Also, Java usually treat precision and scale differently: Java: precision is total number of relevant digits (integer + decimal part together), allowing a maximum of scale digits after the decimal point. Database: precision is the total number of digits including scale. There are precision - scale digits available for the integer part.

A configuration matching the above behavior can be obtained by Using database notation: ConfigurationFactory.database(precision, scale) .

Also there is a shortcut to obtain a database configuration using JPA/Hibernate default values for precision/scale: Using JPA/Hibernate notation: ConfigurationFactory.jpaBigDecimal(precision, scale) .

Just the scaling part is implemented by the MaxScaleScaler.

Convenience

isZero()

someFluentBigDecimal.isZero() is shorthand for someFluentBigDecimal.compareTo(BigDecimal.ZERO) == 0

comparesTo()

someFluentBigDecimal.comparesTo(other) is shorthand for someFluentBigDecimal.compareTo(other) == 0

See BigDecimal#compareTo(BigDecimal) for semantic details.

pseudoconstants

  • YourConfiguration.ZERO()
  • YourConfiguration.ONE()
  • YourConfiguration.TEN()

Also allows for your own predefined constants in Configuration subclasses, see AbstractFluentBigDecimal#memoizedConstant().

Advanced usage

compareTo/equals/hashCode

compareTo, equals and hashCode are implemented by directly delegating to their BigDecimal equivalents and thus could be treated as a drop-in replacement for mose usecases.

Cash Rounding

See Wikipedia

Some countries round to some custom fraction (e.g.: Switzerland rounds to 0.05 Rappen).

rounding/scaling using configurations

Maybe you do some high-precision calculations.

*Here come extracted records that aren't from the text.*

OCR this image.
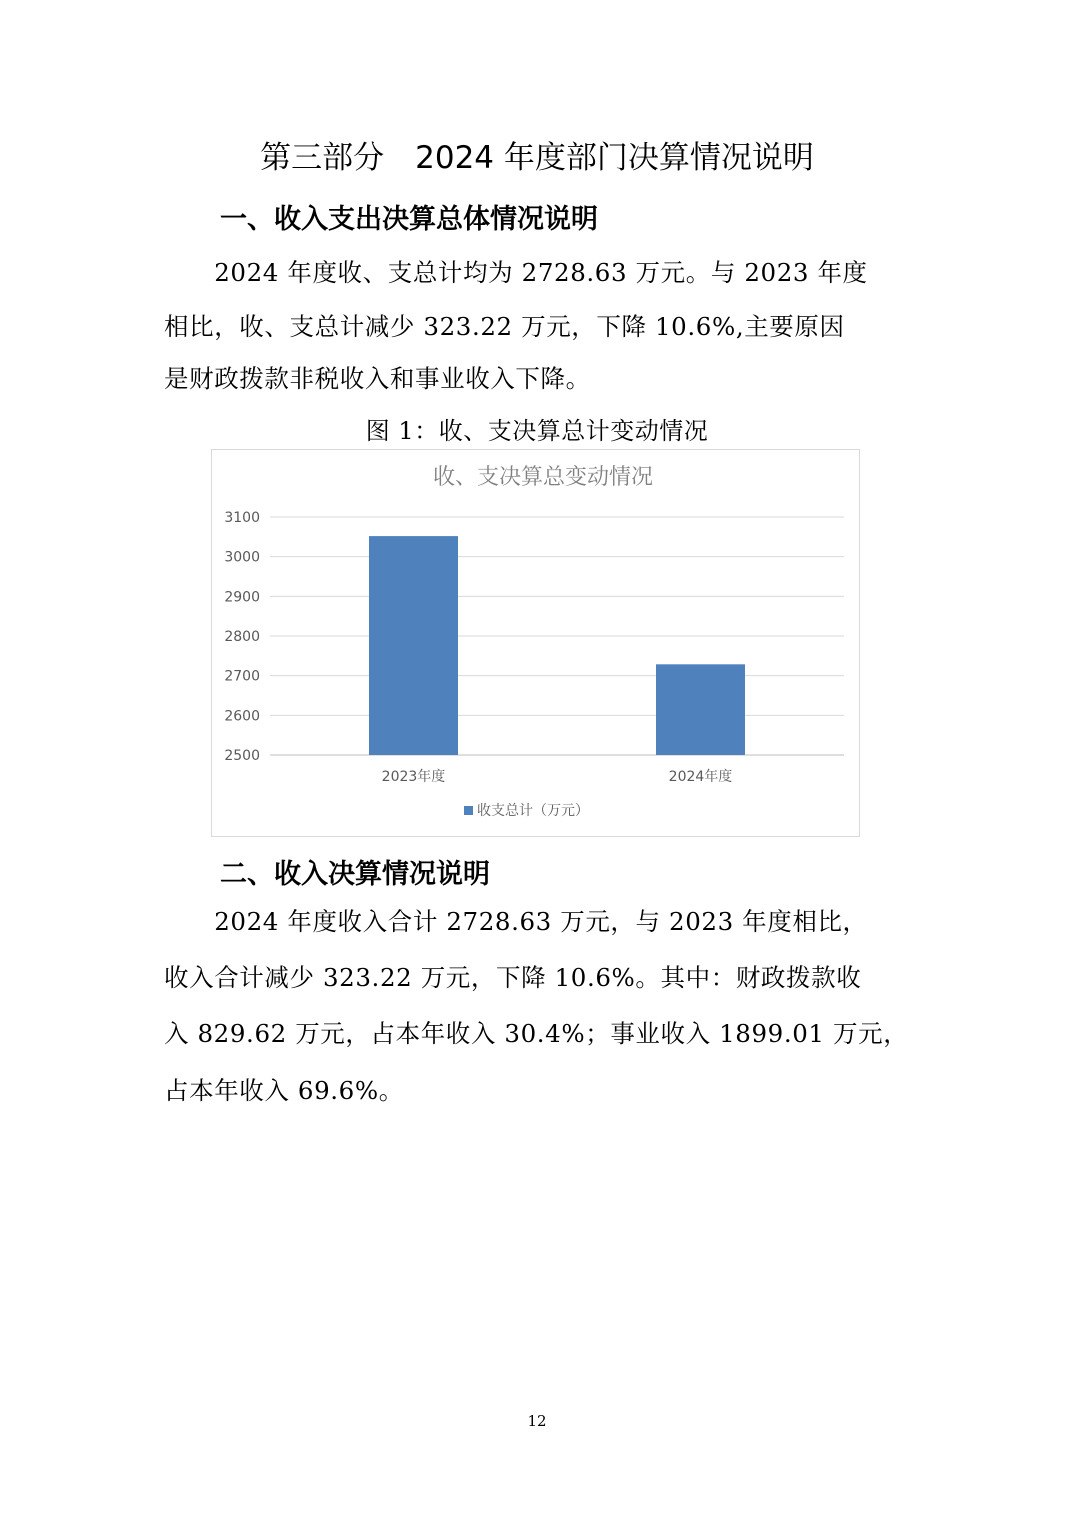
第三部分　2024 年度部门决算情况说明
一、收入支出决算总体情况说明
　　2024 年度收、支总计均为 2728.63 万元。与 2023 年度
相比，收、支总计减少 323.22 万元，下降 10.6%,主要原因
是财政拨款非税收入和事业收入下降。
图 1：收、支决算总计变动情况
收、支决算总变动情况
2500
2600
2700
2800
2900
3000
3100
2023年度	2024年度
收支总计（万元）
二、收入决算情况说明
　　2024 年度收入合计 2728.63 万元，与 2023 年度相比，
收入合计减少 323.22 万元，下降 10.6%。其中：财政拨款收
入 829.62 万元，占本年收入 30.4%；事业收入 1899.01 万元，
占本年收入 69.6%。
12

Then, at some point, you need to continue calculating using the (e.g.) database precision.

This can be achieved using the roundInto method:

class Foo {
  public void roundIntoDemo() {
    FluentBigDecimal result = DEFAULT.of("12345678.90")
      .add("999.999999")
      .roundInto(DATABASE) // exact result: 124456789.899999, gets rounded to (124456789.90).
      // now we continue with DATABASE precision/scaling
      .multiply("12.3456");

    assertThat(result.getValue())
      .isEqualTo("152427172.61");
  }
}

Rare usecase: If immediate rounding is not wanted: use the withConfiguration method instead:

class Foo {
  public void withConfiguration() {
    FluentBigDecimal result = DEFAULT.of("12345678.90")
      .add("999.999999")
      .withConfiguration(DATABASE) // exact result: 124456789.899999, does *not* get rounded here
      // ... but on the next step:
      .multiply("12.3456");

    assertThat(result.getValue())
      .isEqualTo("152427172.61");
  }
}

If you need this rounded, you might call the round() method afterwards.

Mapping to other types

There is the map method:

class Foo {
  public void mapping() {
    double result = DATABASE.of("12345678.90")
      .map(BigDecimal::doubleValue);
  }
}

Custom one-off operators

If you need re-usable operators, consider extension (see below) instead!

Custom operators can be applied using the various apply() methods.

Operation with one argument:

class Foo {
  public void customOperationsWithOneArgument() {
    FluentBigDecimal result = DATABASE.of("12345678.90")
      .apply(BigDecimal::divideToIntegralValue, new BigDecimal("42"))
      .apply(this::myFancyOperation, 42);
  }

  public BigDecimal myFancyOperation(BigDecimal value, int argument, MathContext mc) {
    // just a simple simulation
    BigDecimal result = value.add(BigDecimal.valueOf(argument));

    return result;
  }
}

Operation with arguments of your choice:

class Foo {
  public void customOperationsWithAnyArgument(Object someParam) {
    FluentBigDecimal result = DATABASE.of("12345678.90")
      .apply((value, mathContext) -> doStuffWith(value, someParam));
  }

  private BigDecimal doStuffWith(BigDecimal value, Object whatever) {
    return value.add(new BigDecimal(whatever.hashCode()));
  }
}

Extension

If you regularly need some custom operators, you do have the option to extend your custom FluentBigDecimal from AbstractFluentBigDecimal.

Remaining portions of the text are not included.